Large scale vacancies include the old Walmart site, Betsytowne Shopping Center, and some vacancy at the Shoppes on Elk as well as in Franklin Square.
“The master plan calls for a majority of the area that is undeveloped to be developed and then some of the existing industrial areas to be redeveloped,” said Hartman. “If it’s already developed, we’re looking at redeveloping it — it just depends on what kind of projects we get,” he said.
He said he has two developers interested in the West Elk district right now if local officials agree to create policy allowing the use of TIF.
“If I said we are now accepting TIFs, I have one gentleman that is willing to buy vacant property, and another said he is willing to develop an entire property,” he said. “We already have people that are very interested in using our product.”
As for the other parcels, he said they will have to be outgoing to developers in selling their product.
“If they see an opportunity to make money, they’re going to do it, and I think that a TIF is just that tool to allow them help with stormwater, streets, roads and environmental mitigation,” he said. “People will see that we are investing and want to see growth, and it’s an opportunity for them to not have to pay for those changes so they can make money to come in and do this project.
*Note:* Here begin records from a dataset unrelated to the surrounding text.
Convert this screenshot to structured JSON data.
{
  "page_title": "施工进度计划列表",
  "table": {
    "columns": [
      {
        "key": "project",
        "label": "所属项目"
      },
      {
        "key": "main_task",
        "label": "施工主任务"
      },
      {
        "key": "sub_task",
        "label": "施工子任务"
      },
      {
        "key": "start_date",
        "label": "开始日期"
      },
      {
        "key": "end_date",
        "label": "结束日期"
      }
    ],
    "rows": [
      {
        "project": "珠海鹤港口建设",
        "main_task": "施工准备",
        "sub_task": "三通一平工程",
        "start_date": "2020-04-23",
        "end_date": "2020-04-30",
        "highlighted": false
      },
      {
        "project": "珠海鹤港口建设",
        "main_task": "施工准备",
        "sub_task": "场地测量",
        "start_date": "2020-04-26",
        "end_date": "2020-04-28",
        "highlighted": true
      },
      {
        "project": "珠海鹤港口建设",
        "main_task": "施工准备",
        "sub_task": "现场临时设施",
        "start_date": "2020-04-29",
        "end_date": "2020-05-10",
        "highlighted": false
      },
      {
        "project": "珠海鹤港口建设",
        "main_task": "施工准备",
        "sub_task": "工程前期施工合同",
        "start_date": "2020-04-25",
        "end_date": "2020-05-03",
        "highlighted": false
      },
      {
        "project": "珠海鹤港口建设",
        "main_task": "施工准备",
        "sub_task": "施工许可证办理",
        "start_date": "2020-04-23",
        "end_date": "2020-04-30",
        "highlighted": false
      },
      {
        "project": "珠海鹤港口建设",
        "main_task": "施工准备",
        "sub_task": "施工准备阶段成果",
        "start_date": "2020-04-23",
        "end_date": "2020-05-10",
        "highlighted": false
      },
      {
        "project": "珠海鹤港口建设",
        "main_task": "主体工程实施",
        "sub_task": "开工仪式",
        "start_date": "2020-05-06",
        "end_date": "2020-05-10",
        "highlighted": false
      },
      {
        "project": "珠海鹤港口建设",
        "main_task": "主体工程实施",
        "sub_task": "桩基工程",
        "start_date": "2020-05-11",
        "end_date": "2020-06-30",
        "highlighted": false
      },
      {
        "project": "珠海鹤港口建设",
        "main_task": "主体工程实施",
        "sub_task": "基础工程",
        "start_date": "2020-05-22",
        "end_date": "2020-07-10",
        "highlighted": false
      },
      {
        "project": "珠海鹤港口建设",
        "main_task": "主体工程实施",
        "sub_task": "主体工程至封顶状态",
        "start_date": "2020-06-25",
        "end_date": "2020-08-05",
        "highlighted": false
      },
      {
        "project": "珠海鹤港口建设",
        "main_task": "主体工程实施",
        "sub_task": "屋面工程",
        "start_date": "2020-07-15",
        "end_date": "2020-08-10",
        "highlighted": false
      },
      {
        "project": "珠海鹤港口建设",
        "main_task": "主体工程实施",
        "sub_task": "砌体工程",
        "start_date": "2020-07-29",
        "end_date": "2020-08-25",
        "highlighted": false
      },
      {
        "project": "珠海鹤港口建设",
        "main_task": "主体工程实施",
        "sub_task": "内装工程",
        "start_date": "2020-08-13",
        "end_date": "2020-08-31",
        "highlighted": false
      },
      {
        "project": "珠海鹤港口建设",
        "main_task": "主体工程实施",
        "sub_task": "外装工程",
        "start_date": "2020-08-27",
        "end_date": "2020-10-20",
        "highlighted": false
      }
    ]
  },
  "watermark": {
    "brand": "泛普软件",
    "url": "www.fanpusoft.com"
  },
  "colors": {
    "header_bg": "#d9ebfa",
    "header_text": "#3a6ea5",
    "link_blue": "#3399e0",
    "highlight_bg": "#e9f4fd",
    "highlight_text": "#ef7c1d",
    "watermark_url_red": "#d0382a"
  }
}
It’s an incentive program in which we already have developers interested, and I think that we will have plenty more.”
Conducting the market analysis helps to determine short- and long-term goals, to whom marketing should be directed and how.
In its conclusion, the study found, that because of limited growth in local market, large-scale development would need a major catalyst to drive demand. To accomplish this, the use of TIF districts, tax abatements, land assemblage and streamlined approval process are suggested tools.
The master plan’s residential suggestions include the development of independent living units to accommodate an increasing elderly population. This would complement the new assisted living facility, walking trails, outdoor spaces and medical facilities. It also suggests targeting young professionals with employment opportunities and living facilities with commons areas, wi-fi connectivity, lounges and social opportunities.
Due to healthy regional tourism opportunities and the age of the two existing hotels, the study proposes the addition of two new hotels on the southwest side along West Elk Avenue as short-term goals.
A hotel and conference site is proposed for the old Walmart site.
The study found long-term potential for office and retail development because of the currently weak market conditions. It suggests the occupation of vacant spaces by smaller-scale offices targeted at the public sector, education and health care.
Finally, on a land map highlighted by current occupancy, visitors to the site can clearly see the uses of the land as it is now and in the future according to the master plan. The plan includes the addition of bike and walking trails, as these are strong incentives for developers and residents, and they coincide with the location along the Watauga River and nearby parks and existing trails.
“It’s one of those things where if you build it they will come,” said Hartman.